Rabu, 13 April 2016

Kolaborasi untuk Pendidikan Bermutu

Kolaborasi untuk Pendidikan Bermutu

Elin Driana ;   Dosen Program Studi Penelitian dan Evaluasi Pendidikan Sekolah Pascasarjana Universitas Muhammadiyah Prof Dr HAMKA Jakarta
                                              MEDIA INDONESIA, 11 April 2016

                                                                                                                                                           
                                                                                                                                                           

DUNIA terus berubah. Perkembangan teknologi yang sedemikian pesat, khususnya teknologi informasi dan komunikasi, telah mengubah berbagai bidang kehidupan, termasuk interaksi antarmanusia, pola kerja, dan ragam pekerjaan. Transaksi perbankan ataupun jual beli, misalnya, cukup dilakukan dengan sentuhan jari pada gawai. Tak pelak lagi, perkembangan teknologi telah menuntut dunia pendidikan untuk berubah dan beradaptasi agar tidak menjadi usang dan tertinggal.

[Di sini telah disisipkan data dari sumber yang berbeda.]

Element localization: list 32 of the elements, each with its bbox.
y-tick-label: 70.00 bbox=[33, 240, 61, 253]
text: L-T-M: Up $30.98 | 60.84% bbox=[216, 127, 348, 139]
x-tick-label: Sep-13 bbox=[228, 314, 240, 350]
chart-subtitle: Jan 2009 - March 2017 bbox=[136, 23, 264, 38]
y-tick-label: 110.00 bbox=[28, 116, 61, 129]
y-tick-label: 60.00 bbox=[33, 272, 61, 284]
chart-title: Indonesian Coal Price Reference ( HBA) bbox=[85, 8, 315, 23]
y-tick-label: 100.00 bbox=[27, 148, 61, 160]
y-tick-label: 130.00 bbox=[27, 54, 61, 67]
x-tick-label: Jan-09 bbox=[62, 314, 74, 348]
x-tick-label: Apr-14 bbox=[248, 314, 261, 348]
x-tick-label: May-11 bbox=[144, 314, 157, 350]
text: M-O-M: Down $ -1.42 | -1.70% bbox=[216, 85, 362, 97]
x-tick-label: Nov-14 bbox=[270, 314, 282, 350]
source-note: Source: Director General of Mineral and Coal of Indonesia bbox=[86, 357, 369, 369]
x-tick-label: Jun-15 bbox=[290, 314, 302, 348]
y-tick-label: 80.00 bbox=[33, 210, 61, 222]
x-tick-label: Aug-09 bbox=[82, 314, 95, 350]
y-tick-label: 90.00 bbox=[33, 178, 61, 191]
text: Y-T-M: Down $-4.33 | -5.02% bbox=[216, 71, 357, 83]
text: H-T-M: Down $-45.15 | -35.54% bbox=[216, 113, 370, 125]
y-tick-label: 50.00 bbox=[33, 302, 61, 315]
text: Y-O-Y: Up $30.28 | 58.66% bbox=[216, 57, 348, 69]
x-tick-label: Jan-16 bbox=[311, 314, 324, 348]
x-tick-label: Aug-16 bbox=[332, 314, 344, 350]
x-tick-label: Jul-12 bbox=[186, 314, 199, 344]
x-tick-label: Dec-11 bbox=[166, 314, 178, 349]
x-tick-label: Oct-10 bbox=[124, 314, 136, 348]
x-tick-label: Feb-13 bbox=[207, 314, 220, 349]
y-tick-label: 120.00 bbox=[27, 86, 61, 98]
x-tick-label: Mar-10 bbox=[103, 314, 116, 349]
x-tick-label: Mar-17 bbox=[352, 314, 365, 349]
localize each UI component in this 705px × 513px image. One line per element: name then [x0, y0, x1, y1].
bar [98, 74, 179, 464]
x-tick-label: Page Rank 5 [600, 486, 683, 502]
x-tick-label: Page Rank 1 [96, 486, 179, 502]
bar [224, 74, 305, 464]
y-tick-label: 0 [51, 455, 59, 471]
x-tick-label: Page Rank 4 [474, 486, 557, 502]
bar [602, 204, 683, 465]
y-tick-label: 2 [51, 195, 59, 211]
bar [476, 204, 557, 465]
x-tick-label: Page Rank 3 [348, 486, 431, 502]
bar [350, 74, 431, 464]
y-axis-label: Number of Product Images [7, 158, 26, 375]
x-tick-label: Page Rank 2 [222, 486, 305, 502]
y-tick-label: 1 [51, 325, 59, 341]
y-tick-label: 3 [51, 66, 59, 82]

Dalam perhelatan tahunan The Global Education and Skills Forum (GESF) keempat (12-13 Maret 2016) di Dubai atas inisiatif Varkey Foundation, pengambil kebijakan di bidang pendidikan, sektor swasta, akademisi, guru, LSM, masyarakat sipil, dan media dari berbagai negara berbagi gagasan dan pengalaman untuk lebih memahami berbagai masalah dan tantangan di dunia pendidikan serta mencari alternatif-alternatif solusi. GESF tahun ini mengambil tema Taking greater collective responsibility for public education.

Mutu pendidikan

Perbincangan kritis dalam berbagai aktivitas yang dikemas dalam forum itu mengonfirmasi berbagai kebijakan pendidikan di berbagai negara telah berhasil meningkatkan akses pendidikan meskipun belum sepenuhnya.
Di Indonesia, misalnya, angka partisipasi murni (APM) SD/MI, SMP/MTs, dan SM/MA telah meningkat dari 92,11%, 50,03%, dan 33,22% pada 1994 menjadi 96,20%, 77,45%, dan 59,46% pada 2015. Di jenjang pendidikan tinggi, APM meningkat dari 7,92% pada 1994 menjadi 17,34% pada 2015 (Badan Pusat Statistik, 2015).

Akan tetapi, mutu pendidikan masih belum memenuhi harapan para pemangku kepentingan di dunia pendidikan. Kesenjangan antara pendidikan yang ditawarkan sekolah dan yang diharapkan masyarakat masih cukup lebar. Sebagai gambaran, data Badan Akreditasi Sekolah dan Madrasah (2015) menunjukkan 44,57% SMA di seluruh Indonesia terakreditasi A, 38,48% terakreditasi B, 15,87% terakrediatsi C, dan 1,08% tidak terakreditasi. Presentasi Menteri Pendidikan dan Kebudayaan Anies Baswedan berjudul Gawat Darurat Pendidikan di Indonesia menyebutkan pada 2012, 75% sekolah di Indonesia belum memenuhi standar pelayanan minimal. Hingga saat ini masyarakat kita pun masih memandang adanya sekolah unggulan dan bukan unggulan. Perguruan tinggi pun tampaknya menjadikan reputasi sekolah sebagai salah satu kriteria dalam seleksi calon mahasiswa baru melalui jalur seleksi nasional masuk perguruan tinggi negeri (SNMPTN).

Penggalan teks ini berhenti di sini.